Somewhat related, at the outset of WWII, was Japan’s assertion of an East Asia Co-prosperity Sphere. The war was a disaster for Japan’s desire for empire, but the post war years still gave it near dominance in the economic affairs of the region.
More closely related is China’s determination that East Asia is within its undisputed sphere of influence, and will not tolerate political or military interference in the region coming from Western powers. Frankly, given China’s status as the other great power in the world, it’s at least as rational a policy as was the Monroe Doctrine. But the 21st century is not the early 19th. The interdependent global market place can accommodate China’s assertion of its doctrine, but not its energetic enforcement. Still, it represents the frontier where military bravado and diplomatic maneuvering will be played out for decades to come.
Virulent anti-communist Americans need to get two things clear about this situation. First, China has no interest in expanding its borders, the Taiwan question excepted. However, it is intent on creating an economic empire that dominates as much of the world as it can. Second, there are relatively few communists in China. Marx, Lenin and Mao are historical realities having had an enormous effect on modern day China, the biggest of which was the failure of communism. The Communist Party in China exists now as a political oligarchy dedicated to the success of a state managed private/public market, heavily regulated, but making room for the right kind of entrepreneurs. Hints of democracy, of a sort, that have emerged in recent decades have been squelched by the one man rule of Xi, but I suspect that when he’s gone his policies will also drift into the background. Too many Chinese have traveled widely, experiencing the greater world, too many have received Western educations, too many have glimpsed a wider variety of views via the internet, and too many local politicians have experienced the power of local voices making their wants heard. It won’t lead to Western democracy, but it will lead to something far different from Xi’s way of doing things.
Things might have been different had Obama’s Trans Pacific Partnership been endorsed by Congress and the American public, but it wasn’t. Nationalist isolationism combined with labor union fears put a stop to it. Our nation has paid the price. Well, what’s done is done. We need to move on.
How? Darned if I know. I’m just an average informed onlooker speculating about these things. A few final thoughts. It seems to me it would be a good move to rejoin what’s left of the Trans Pacific Partnership. Keeping American naval forces where they are now sends a message, if nothing else. An expensive message it is, but it’s still the game the world likes to play, so there you are. Tom Davis points out that The Quad (Australia, India, Japan and the U.S.) is organized to form a more robust challenge to the Chinese intent of seaway domination. He also notes that India’s growing population, economic power and democratic government may soon have as great a world status as China. In other words, China is not free to do as it will outside its borders.

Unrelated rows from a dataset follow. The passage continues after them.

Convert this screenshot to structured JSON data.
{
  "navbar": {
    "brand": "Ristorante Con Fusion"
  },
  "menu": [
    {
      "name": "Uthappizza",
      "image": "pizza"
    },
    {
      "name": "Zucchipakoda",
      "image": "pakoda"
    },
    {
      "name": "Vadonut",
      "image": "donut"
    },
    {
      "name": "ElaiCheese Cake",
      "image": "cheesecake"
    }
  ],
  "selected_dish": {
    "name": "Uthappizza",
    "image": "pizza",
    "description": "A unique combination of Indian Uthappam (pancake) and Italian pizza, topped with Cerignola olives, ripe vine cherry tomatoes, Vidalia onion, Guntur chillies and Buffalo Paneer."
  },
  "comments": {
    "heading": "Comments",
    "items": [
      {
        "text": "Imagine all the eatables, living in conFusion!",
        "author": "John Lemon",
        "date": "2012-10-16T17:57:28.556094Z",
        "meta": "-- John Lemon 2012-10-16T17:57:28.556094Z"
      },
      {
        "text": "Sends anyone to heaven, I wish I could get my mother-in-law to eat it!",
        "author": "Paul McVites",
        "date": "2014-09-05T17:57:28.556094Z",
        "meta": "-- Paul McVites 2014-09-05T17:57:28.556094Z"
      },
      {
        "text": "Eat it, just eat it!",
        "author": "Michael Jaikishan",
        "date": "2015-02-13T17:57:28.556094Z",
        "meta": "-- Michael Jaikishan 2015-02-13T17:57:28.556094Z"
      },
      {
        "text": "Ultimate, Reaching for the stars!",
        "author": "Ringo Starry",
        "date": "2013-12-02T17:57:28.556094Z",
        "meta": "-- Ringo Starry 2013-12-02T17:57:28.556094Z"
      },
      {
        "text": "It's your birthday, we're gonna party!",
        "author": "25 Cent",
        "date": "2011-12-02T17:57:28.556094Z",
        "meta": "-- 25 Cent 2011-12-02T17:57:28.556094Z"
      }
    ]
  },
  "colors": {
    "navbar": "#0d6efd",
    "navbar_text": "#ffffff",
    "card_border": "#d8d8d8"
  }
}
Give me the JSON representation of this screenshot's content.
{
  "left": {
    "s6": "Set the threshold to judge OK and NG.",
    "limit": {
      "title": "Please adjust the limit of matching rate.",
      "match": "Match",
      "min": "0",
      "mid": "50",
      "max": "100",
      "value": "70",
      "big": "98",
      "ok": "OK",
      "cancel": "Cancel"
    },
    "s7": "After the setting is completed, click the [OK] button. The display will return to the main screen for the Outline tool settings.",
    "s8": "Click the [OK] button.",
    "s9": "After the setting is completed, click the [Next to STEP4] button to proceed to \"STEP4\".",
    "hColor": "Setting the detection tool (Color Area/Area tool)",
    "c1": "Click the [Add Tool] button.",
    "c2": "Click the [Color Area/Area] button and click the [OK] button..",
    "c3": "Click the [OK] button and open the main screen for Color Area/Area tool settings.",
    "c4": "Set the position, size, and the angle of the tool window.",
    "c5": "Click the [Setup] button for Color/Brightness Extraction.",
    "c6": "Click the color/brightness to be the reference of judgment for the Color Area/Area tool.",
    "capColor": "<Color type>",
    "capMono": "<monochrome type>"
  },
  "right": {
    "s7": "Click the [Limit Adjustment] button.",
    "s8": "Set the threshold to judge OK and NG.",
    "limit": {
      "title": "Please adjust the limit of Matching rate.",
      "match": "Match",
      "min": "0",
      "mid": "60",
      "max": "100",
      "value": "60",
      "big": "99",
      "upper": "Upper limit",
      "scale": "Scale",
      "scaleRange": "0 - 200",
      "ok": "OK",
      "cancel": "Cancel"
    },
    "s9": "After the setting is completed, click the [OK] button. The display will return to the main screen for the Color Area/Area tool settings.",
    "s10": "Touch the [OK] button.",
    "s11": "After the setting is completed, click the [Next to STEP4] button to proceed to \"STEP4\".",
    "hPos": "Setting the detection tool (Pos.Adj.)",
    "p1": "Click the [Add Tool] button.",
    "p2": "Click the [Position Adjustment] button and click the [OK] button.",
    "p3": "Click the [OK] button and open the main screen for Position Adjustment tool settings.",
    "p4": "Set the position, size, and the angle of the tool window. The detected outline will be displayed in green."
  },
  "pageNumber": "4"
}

A presidential meeting on neutral territory would be a good thing, even if it delivered little more than a photo-op. Reengagement with trade negotiations is a must.
Most of all, Americans have to get used to the idea that China is not an enemy to overcome, but a powerful competitor to be met with open eyes seeking a mutually beneficial, but well-guarded, relationship. What we need to avoid is making the smaller nations of East Asia into economic pawns that destroy their lives while foreign investors make billions. It’s a moral imperative easy to state but hard to see through.
If experienced China hands read this, an unlikely event, they will no doubt smile condescendingly at such naive guesswork. Perhaps, but sometimes simple observations are not so wide of the mark.
Thank you. I now have a slightly better understanding of China.